Why you can’t love more than 150 people at a time.

John Seeley Brown has been talking recently about a thing called a ‘process network’. He describes them as loosely coupled networks that can come together at a moments notice. Not loosely coupled at the transactional level, but in terms of long term relations – a relational architecture rather than a transactional architecture. They get activated in loosely couple systems, which he also says is a contradiction.

These transactional relationships often power business, between seller, existing customer and potential new customers. This he talks about as working in a captive mode. His view of relational, process networks are much more open, non-captive, have long term relationships and are loosely coupled. The result of process networks is that they have the ability to produce spectacular results, as the transactions are not captive, in that one network does not have transactional control or dominance over the other.

Harold Reinhold says institutions and businesses are used to ‘culturating’ staff, and suppliers. They train them in ‘how we do things here’ and they are not used to learning.  He says that  CEO’s and executives  don’t want to learn from lower-ranks and that organisations can’t keep up unless they start to pay attention and learn from people who enter their business,  The  only way to do this is to have a culture that promotes reverse mentoring, where staff, lower on the food chain teach senior ones about what it is they are doing all day.

When I thought about this, I wondered how big these things could be, and found a recent post about Dunbar’s number.  I thought I’d waste some time seeing if this made sense.

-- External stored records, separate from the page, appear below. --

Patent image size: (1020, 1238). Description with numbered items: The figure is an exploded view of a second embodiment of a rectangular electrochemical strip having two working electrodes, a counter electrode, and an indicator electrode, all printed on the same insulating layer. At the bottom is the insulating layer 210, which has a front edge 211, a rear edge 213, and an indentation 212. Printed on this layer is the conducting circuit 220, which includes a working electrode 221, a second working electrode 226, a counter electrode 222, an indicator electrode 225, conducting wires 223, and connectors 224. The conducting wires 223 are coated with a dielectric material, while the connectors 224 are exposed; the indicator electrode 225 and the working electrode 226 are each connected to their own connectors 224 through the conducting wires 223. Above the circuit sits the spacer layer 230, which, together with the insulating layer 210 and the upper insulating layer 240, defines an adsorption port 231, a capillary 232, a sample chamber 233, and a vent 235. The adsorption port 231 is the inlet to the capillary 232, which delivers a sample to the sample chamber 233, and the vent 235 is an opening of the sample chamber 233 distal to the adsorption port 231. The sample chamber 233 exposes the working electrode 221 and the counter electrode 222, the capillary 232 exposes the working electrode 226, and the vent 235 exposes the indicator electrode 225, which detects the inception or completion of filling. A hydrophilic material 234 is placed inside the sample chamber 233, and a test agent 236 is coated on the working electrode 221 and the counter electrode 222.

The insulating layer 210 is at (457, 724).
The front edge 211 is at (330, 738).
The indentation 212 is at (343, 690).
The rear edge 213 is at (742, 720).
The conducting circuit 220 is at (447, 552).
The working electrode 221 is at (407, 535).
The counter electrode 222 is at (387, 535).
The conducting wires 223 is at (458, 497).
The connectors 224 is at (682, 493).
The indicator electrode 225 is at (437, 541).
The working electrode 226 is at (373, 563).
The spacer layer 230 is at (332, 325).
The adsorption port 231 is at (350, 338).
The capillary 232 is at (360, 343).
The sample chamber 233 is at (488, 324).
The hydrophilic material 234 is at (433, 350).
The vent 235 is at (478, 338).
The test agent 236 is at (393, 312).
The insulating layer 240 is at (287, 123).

So I chose a random Tweep, with a big follow list and kept score.

Gratton Girl is following and being followed by about 50,000 people. I watched her output for a week using Yahoo Pipes, just to see if it supported Browns idea. I get really bored on trains, so used Storify to collect the data from Pipes,  catagorised  into themes using Google Docs;  either relational or transactional.

90% of what is Tweeted is transactional. Behind the Tweets is a writer, an actress and plenty of black and white photos of herself and people like her, which I assume represents her relational network. Of the hundreds of Tweets a week the vast majority are about the transaction.

Hat-Tip to Sarah Gratton, she’s playing the transactional network brilliantly and illustrates what Brown says – if you want to access Gratton-world, you have to do it via a transaction.

So I did the same for some suspected transactional educators too for a week. That was easier – less Tweets.

I watched @ replies from people to their Tweets. Shock, horror – only very rarely do they respond to unless it appears there was a further transactional value. For example, someone might Tweet ‘check out this teacher’s work” -(the teacher being in some captive program). A reply might be “wow, that’s looks fantastic”, which might get a reply “Yes, and that’s’ only one example!”. If a reply came back “Can you share how that came about”, then the intent appears an effort to be relational – and 9 times out of ten, ignored.

In fact, the level of ‘ignore’ was  proportional to their transactional output. So I watched some non-commercials – the inverse happens – but they are far more likely to hat-tip a commercial than the other way around, as they are relationship seeking.

Lots of leaders do this, and it’s really annoying. They almost never seek to learn from anyone else – and why would they, they are the leader after all and it’s more about them and their transactions.

So the PLN to me isn’t a total love-in, in fact quite the opposite. No wonder people who are not on Twitter seem unconvinced. In fact, pointing people to Twitter and saying ‘follow them’ might as well be sitting them in front of a computer to watch banner ads for an hour.

My conclusion was that I need to find something else to do on the train and that I’m pretty lucky to have a process-network that never tires in our mission.